When PFC Stow went to Vietnam at the age of 18, he was there for only a few short weeks before making the ultimate sacrifice and falling in battle. His life, cut far too short, nevertheless had a profound impact upon his family, fellow Marines, community, and entire nation.
A true hero in every sense and a leader among his fellow Marines, Stow was a model soldier who garnered the admiration and respect of those who knew him. For this reason, it is fitting that this bridge will bear his name as a representative of all his fellow Vietnam veterans, many of whom went Missing in Action and whose ultimate fate remains unknown.
Today, by designating the State Route 394 bridge as the “John Stow Vietnam Veterans and MIA Memorial Bridge,” their sacrifice will receive the recognition it deserves as everyone who passes it will be reminded of those who are to thank for the freedoms we enjoy today.
“John was a real hometown boy who grew up in and loved this community, which our family has lived in for generations.

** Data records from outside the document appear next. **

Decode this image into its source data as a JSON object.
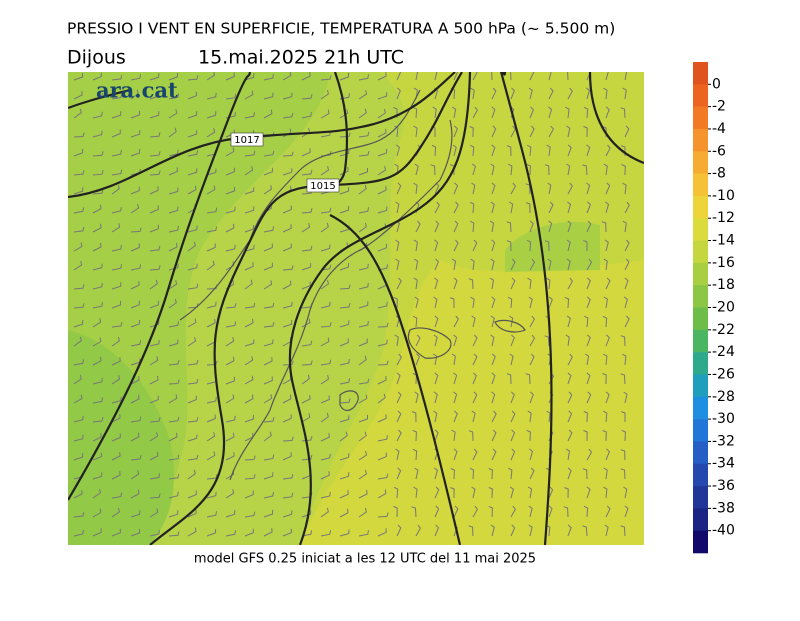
{
  "header": {
    "title": "PRESSIO I VENT EN SUPERFICIE, TEMPERATURA A 500 hPa (~ 5.500 m)",
    "day": "Dijous",
    "datetime": "15.mai.2025 21h UTC"
  },
  "logo": "ara.cat",
  "map": {
    "contour_labels": [
      "1017",
      "1015"
    ]
  },
  "colorbar": {
    "ticks": [
      0,
      -2,
      -4,
      -6,
      -8,
      -10,
      -12,
      -14,
      -16,
      -18,
      -20,
      -22,
      -24,
      -26,
      -28,
      -30,
      -32,
      -34,
      -36,
      -38,
      -40
    ],
    "colors": [
      "#e0531f",
      "#ec6420",
      "#f37a24",
      "#f5932d",
      "#f6ab31",
      "#f5c237",
      "#eed43b",
      "#dcdb3d",
      "#c4d73f",
      "#a8cf42",
      "#8bc645",
      "#6cbe49",
      "#4cb562",
      "#2fa98c",
      "#1f9fbb",
      "#1e8fe0",
      "#2176d8",
      "#255fc6",
      "#2548ae",
      "#213699",
      "#1a2584",
      "#120a6a"
    ]
  },
  "footer": "model GFS 0.25 iniciat a les 12 UTC del 11 mai 2025"
}
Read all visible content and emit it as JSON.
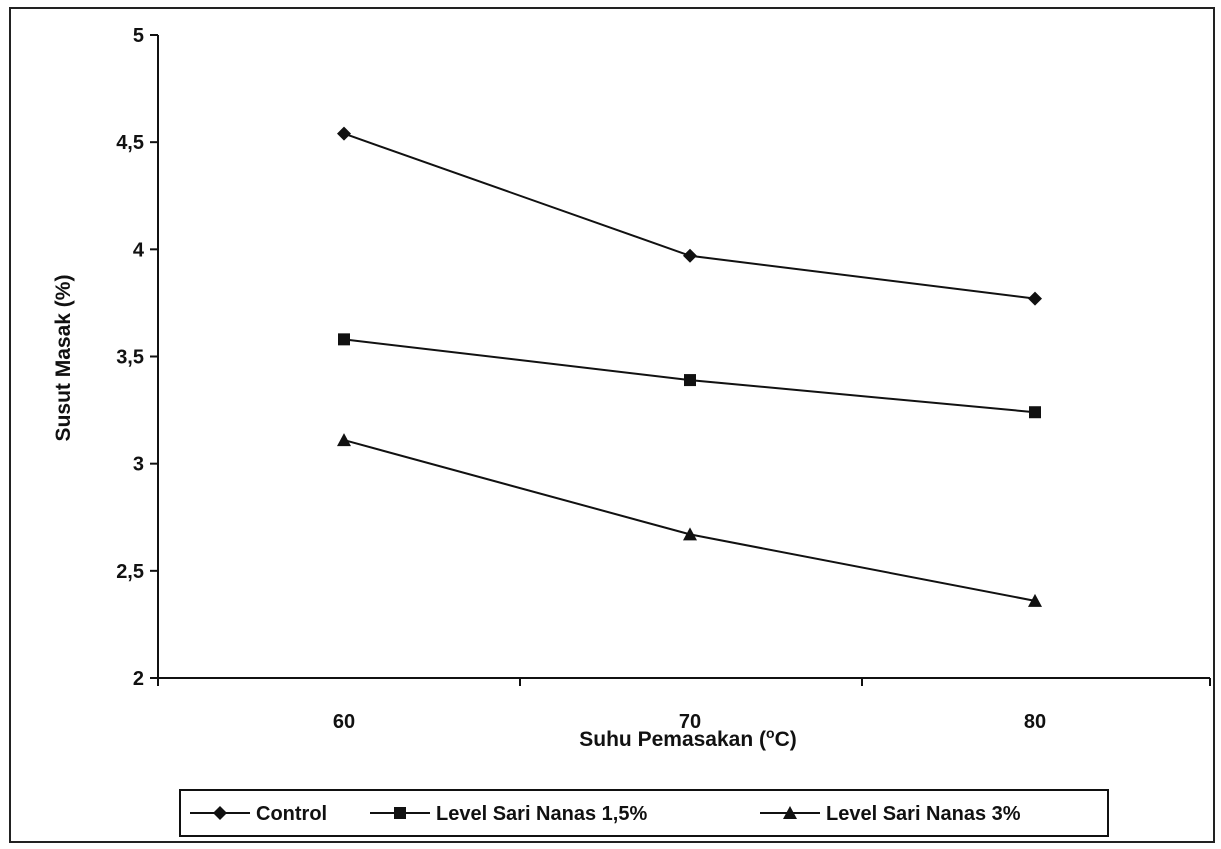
{
  "chart_data": {
    "type": "line",
    "title": "",
    "xlabel": "Suhu Pemasakan (°C)",
    "xlabel_parts": {
      "before": "Suhu Pemasakan (",
      "sup": "o",
      "after": "C)"
    },
    "ylabel": "Susut Masak (%)",
    "categories": [
      "60",
      "70",
      "80"
    ],
    "ylim": [
      2,
      5
    ],
    "yticks": [
      {
        "value": 2,
        "label": "2"
      },
      {
        "value": 2.5,
        "label": "2,5"
      },
      {
        "value": 3,
        "label": "3"
      },
      {
        "value": 3.5,
        "label": "3,5"
      },
      {
        "value": 4,
        "label": "4"
      },
      {
        "value": 4.5,
        "label": "4,5"
      },
      {
        "value": 5,
        "label": "5"
      }
    ],
    "grid": false,
    "legend_position": "bottom",
    "series": [
      {
        "name": "Control",
        "marker": "diamond",
        "values": [
          4.54,
          3.97,
          3.77
        ]
      },
      {
        "name": "Level Sari Nanas 1,5%",
        "marker": "square",
        "values": [
          3.58,
          3.39,
          3.24
        ]
      },
      {
        "name": "Level Sari Nanas 3%",
        "marker": "triangle",
        "values": [
          3.11,
          2.67,
          2.36
        ]
      }
    ],
    "colors": {
      "line": "#111111",
      "frame": "#222222",
      "background": "#ffffff"
    }
  }
}
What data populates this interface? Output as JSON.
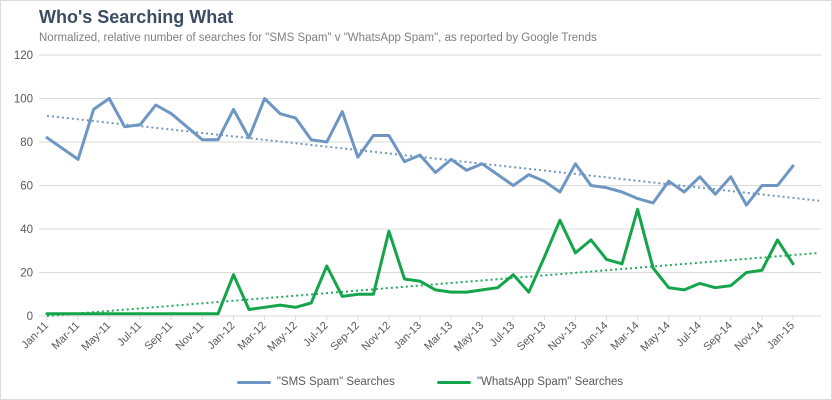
{
  "header": {
    "title": "Who's Searching What",
    "subtitle": "Normalized, relative number of searches for \"SMS Spam\" v \"WhatsApp Spam\", as reported by Google Trends"
  },
  "legend": {
    "sms_label": "\"SMS Spam\" Searches",
    "whatsapp_label": "\"WhatsApp Spam\" Searches"
  },
  "colors": {
    "sms_line": "#6e96c3",
    "whatsapp_line": "#14a54b",
    "sms_trend": "#7396bd",
    "whatsapp_trend": "#27a860",
    "gridline": "#d9d9d9",
    "axis_text": "#595959",
    "title_text": "#3a4d63",
    "subtitle_text": "#7f7f7f"
  },
  "chart_data": {
    "type": "line",
    "title": "Who's Searching What",
    "subtitle": "Normalized, relative number of searches for \"SMS Spam\" v \"WhatsApp Spam\", as reported by Google Trends",
    "x_interval": "monthly",
    "n_points": 49,
    "x_labels_shown": [
      "Jan-11",
      "Mar-11",
      "May-11",
      "Jul-11",
      "Sep-11",
      "Nov-11",
      "Jan-12",
      "Mar-12",
      "May-12",
      "Jul-12",
      "Sep-12",
      "Nov-12",
      "Jan-13",
      "Mar-13",
      "May-13",
      "Jul-13",
      "Sep-13",
      "Nov-13",
      "Jan-14",
      "Mar-14",
      "May-14",
      "Jul-14",
      "Sep-14",
      "Nov-14",
      "Jan-15"
    ],
    "label_every_n_points": 2,
    "ylim": [
      0,
      120
    ],
    "y_tick_step": 20,
    "grid": "horizontal",
    "legend_position": "bottom-center",
    "series": [
      {
        "name": "\"SMS Spam\" Searches",
        "color": "#6e96c3",
        "values": [
          82,
          77,
          72,
          95,
          100,
          87,
          88,
          97,
          93,
          87,
          81,
          81,
          95,
          82,
          100,
          93,
          91,
          81,
          80,
          94,
          73,
          83,
          83,
          71,
          74,
          66,
          72,
          67,
          70,
          65,
          60,
          65,
          62,
          57,
          70,
          60,
          59,
          57,
          54,
          52,
          62,
          57,
          64,
          56,
          64,
          51,
          60,
          60,
          69
        ]
      },
      {
        "name": "\"WhatsApp Spam\" Searches",
        "color": "#14a54b",
        "values": [
          1,
          1,
          1,
          1,
          1,
          1,
          1,
          1,
          1,
          1,
          1,
          1,
          19,
          3,
          4,
          5,
          4,
          6,
          23,
          9,
          10,
          10,
          39,
          17,
          16,
          12,
          11,
          11,
          12,
          13,
          19,
          11,
          27,
          44,
          29,
          35,
          26,
          24,
          49,
          22,
          13,
          12,
          15,
          13,
          14,
          20,
          21,
          35,
          24
        ]
      }
    ],
    "trendlines": [
      {
        "series": "\"SMS Spam\" Searches",
        "style": "dotted",
        "color": "#7396bd",
        "start_value": 92,
        "end_value": 53
      },
      {
        "series": "\"WhatsApp Spam\" Searches",
        "style": "dotted",
        "color": "#27a860",
        "start_value": 0,
        "end_value": 29
      }
    ]
  }
}
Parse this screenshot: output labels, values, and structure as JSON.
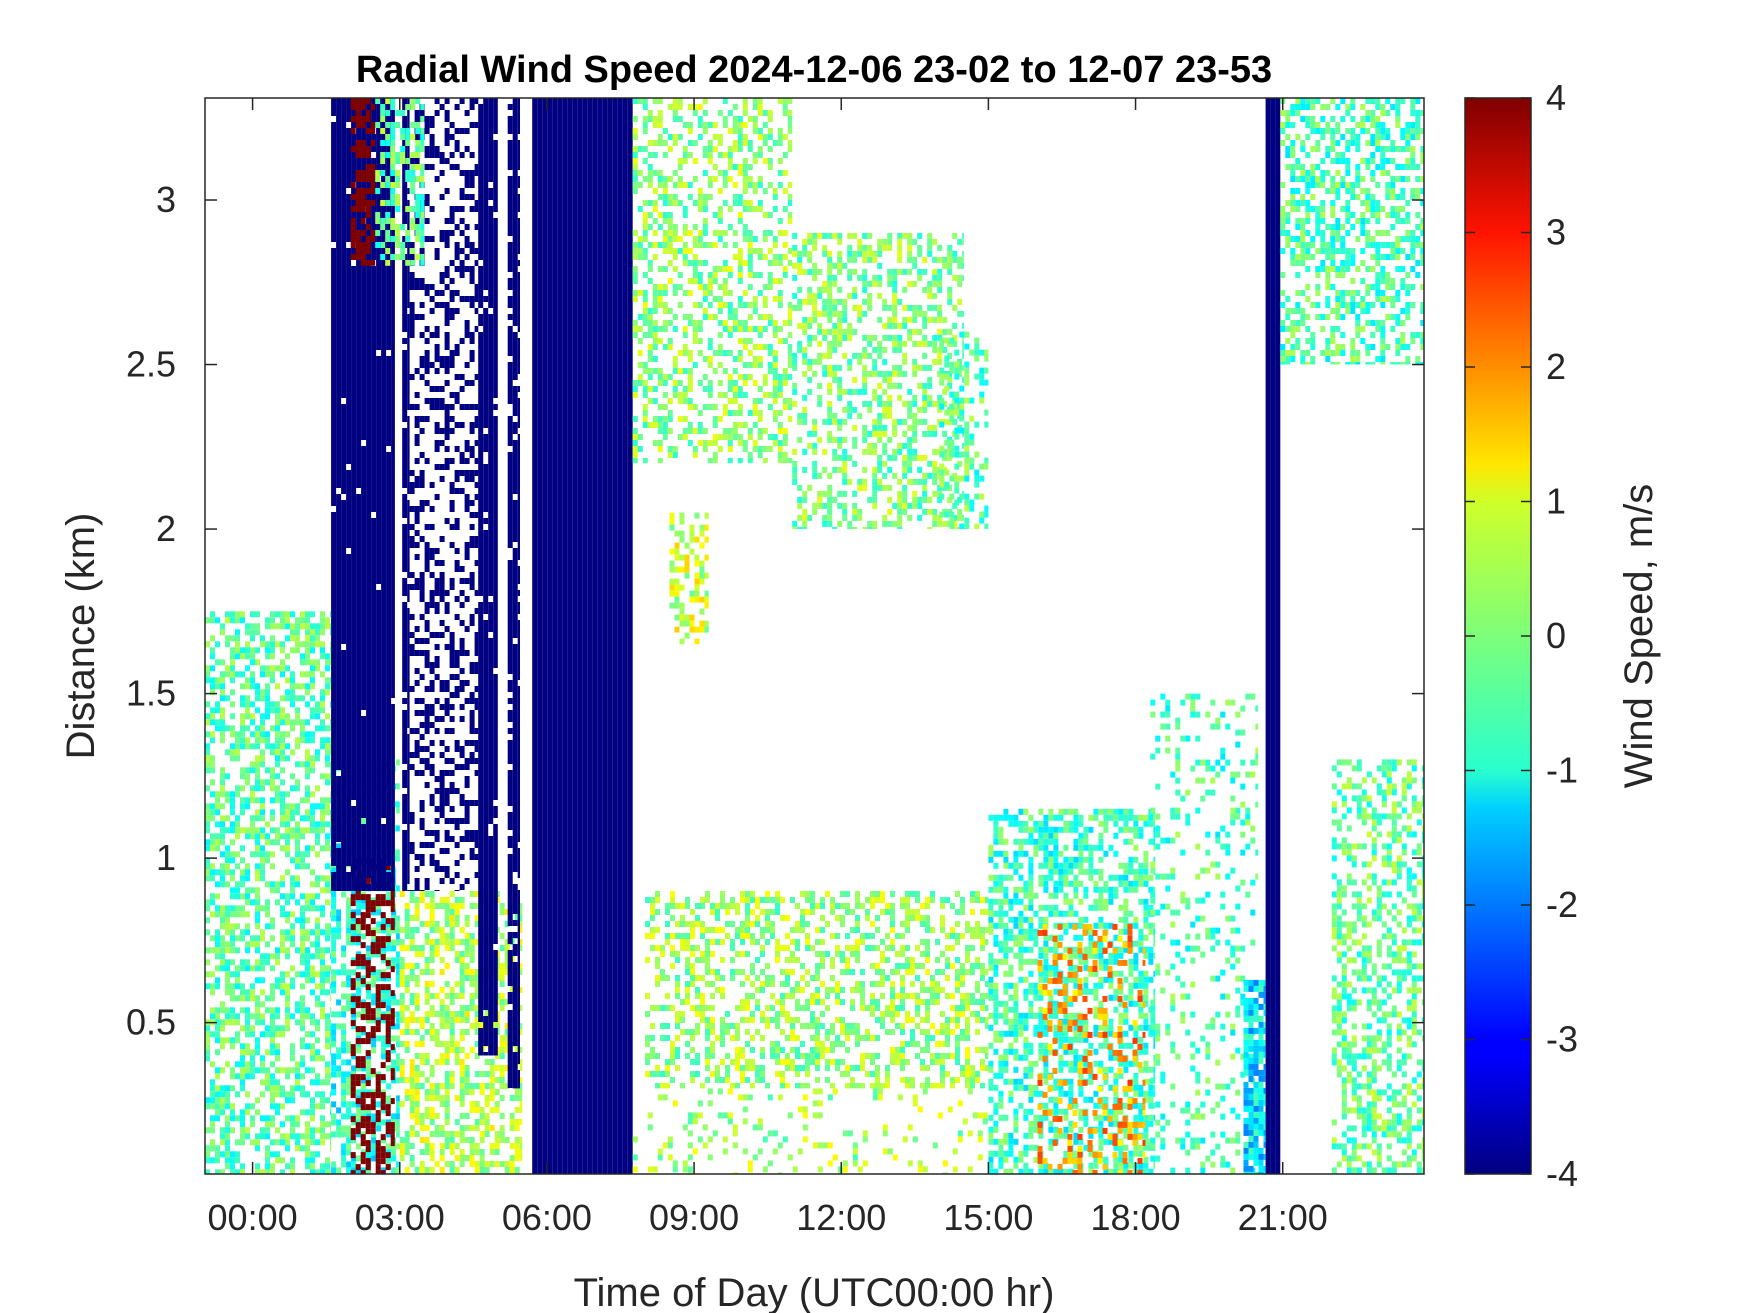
{
  "chart_data": {
    "type": "heatmap",
    "title": "Radial Wind Speed 2024-12-06 23-02 to 12-07 23-53",
    "xlabel": "Time of Day (UTC00:00 hr)",
    "ylabel": "Distance (km)",
    "colorbar_label": "Wind Speed, m/s",
    "colormap": "jet",
    "xlim_hours": [
      -0.97,
      23.88
    ],
    "ylim_km": [
      0.04,
      3.31
    ],
    "clim": [
      -4,
      4
    ],
    "x_ticks": [
      {
        "value": 0,
        "label": "00:00"
      },
      {
        "value": 3,
        "label": "03:00"
      },
      {
        "value": 6,
        "label": "06:00"
      },
      {
        "value": 9,
        "label": "09:00"
      },
      {
        "value": 12,
        "label": "12:00"
      },
      {
        "value": 15,
        "label": "15:00"
      },
      {
        "value": 18,
        "label": "18:00"
      },
      {
        "value": 21,
        "label": "21:00"
      }
    ],
    "y_ticks": [
      {
        "value": 0.5,
        "label": "0.5"
      },
      {
        "value": 1,
        "label": "1"
      },
      {
        "value": 1.5,
        "label": "1.5"
      },
      {
        "value": 2,
        "label": "2"
      },
      {
        "value": 2.5,
        "label": "2.5"
      },
      {
        "value": 3,
        "label": "3"
      }
    ],
    "colorbar_ticks": [
      {
        "value": 4,
        "label": "4"
      },
      {
        "value": 3,
        "label": "3"
      },
      {
        "value": 2,
        "label": "2"
      },
      {
        "value": 1,
        "label": "1"
      },
      {
        "value": 0,
        "label": "0"
      },
      {
        "value": -1,
        "label": "-1"
      },
      {
        "value": -2,
        "label": "-2"
      },
      {
        "value": -3,
        "label": "-3"
      },
      {
        "value": -4,
        "label": "-4"
      }
    ],
    "grid": false,
    "regions": [
      {
        "t0": -0.97,
        "t1": 1.6,
        "d0": 0.04,
        "d1": 1.75,
        "v": -0.3,
        "density": 0.55,
        "ytop_slope": 0
      },
      {
        "t0": 1.6,
        "t1": 3.0,
        "d0": 0.04,
        "d1": 1.3,
        "v": -0.7,
        "density": 0.6
      },
      {
        "t0": 2.0,
        "t1": 2.9,
        "d0": 0.04,
        "d1": 1.0,
        "v": 4.0,
        "density": 0.45
      },
      {
        "t0": 3.0,
        "t1": 5.5,
        "d0": 0.04,
        "d1": 0.9,
        "v": 0.4,
        "density": 0.55
      },
      {
        "t0": 1.6,
        "t1": 2.9,
        "d0": 0.9,
        "d1": 3.31,
        "v": -4.0,
        "density": 0.98
      },
      {
        "t0": 3.05,
        "t1": 3.2,
        "d0": 0.9,
        "d1": 3.31,
        "v": -4.0,
        "density": 0.9
      },
      {
        "t0": 3.2,
        "t1": 4.6,
        "d0": 0.9,
        "d1": 3.31,
        "v": -4.0,
        "density": 0.35
      },
      {
        "t0": 4.6,
        "t1": 5.0,
        "d0": 0.4,
        "d1": 3.31,
        "v": -4.0,
        "density": 0.95
      },
      {
        "t0": 5.2,
        "t1": 5.45,
        "d0": 0.3,
        "d1": 3.31,
        "v": -4.0,
        "density": 0.9
      },
      {
        "t0": 5.7,
        "t1": 7.75,
        "d0": 0.04,
        "d1": 3.31,
        "v": -4.0,
        "density": 1.0
      },
      {
        "t0": 2.0,
        "t1": 2.5,
        "d0": 2.8,
        "d1": 3.31,
        "v": 4.0,
        "density": 0.6
      },
      {
        "t0": 2.5,
        "t1": 3.5,
        "d0": 2.8,
        "d1": 3.31,
        "v": -0.2,
        "density": 0.5
      },
      {
        "t0": 7.75,
        "t1": 11.0,
        "d0": 2.2,
        "d1": 3.31,
        "v": 0.1,
        "density": 0.45
      },
      {
        "t0": 11.0,
        "t1": 14.5,
        "d0": 2.0,
        "d1": 2.9,
        "v": 0.0,
        "density": 0.45
      },
      {
        "t0": 14.0,
        "t1": 15.0,
        "d0": 2.0,
        "d1": 2.6,
        "v": -0.3,
        "density": 0.4
      },
      {
        "t0": 8.5,
        "t1": 9.3,
        "d0": 1.65,
        "d1": 2.05,
        "v": 0.6,
        "density": 0.45
      },
      {
        "t0": 8.0,
        "t1": 15.0,
        "d0": 0.3,
        "d1": 0.9,
        "v": 0.2,
        "density": 0.45
      },
      {
        "t0": 15.0,
        "t1": 18.4,
        "d0": 0.04,
        "d1": 1.15,
        "v": -0.5,
        "density": 0.55
      },
      {
        "t0": 16.0,
        "t1": 18.2,
        "d0": 0.04,
        "d1": 0.8,
        "v": 1.8,
        "density": 0.25
      },
      {
        "t0": 18.3,
        "t1": 20.5,
        "d0": 0.04,
        "d1": 1.5,
        "v": -0.4,
        "density": 0.2
      },
      {
        "t0": 20.2,
        "t1": 20.65,
        "d0": 0.04,
        "d1": 0.63,
        "v": -1.2,
        "density": 0.9
      },
      {
        "t0": 20.65,
        "t1": 20.95,
        "d0": 0.04,
        "d1": 3.31,
        "v": -4.0,
        "density": 1.0
      },
      {
        "t0": 20.95,
        "t1": 23.88,
        "d0": 2.5,
        "d1": 3.31,
        "v": -0.4,
        "density": 0.5
      },
      {
        "t0": 22.0,
        "t1": 23.88,
        "d0": 0.04,
        "d1": 1.3,
        "v": -0.2,
        "density": 0.45
      },
      {
        "t0": 7.75,
        "t1": 15.0,
        "d0": 0.04,
        "d1": 0.3,
        "v": 0.3,
        "density": 0.15
      }
    ]
  }
}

He gave his life and everything he had for us, so it is a great honor and very fitting that this bridge will bear his name and he be recognized in this way,” said Frank Stow Jr., John’s brother.
“The commitment and sacrifice of men like John Stow is an inspiration for us all. As a nation we owe our Vietnam War veterans a tremendous debt of gratitude for what they went through, especially those who never came home. They are role models whose selfless service to our country must never be forgotten and this bridge is one way for us to ensure they are always remembered and honored,” Young said.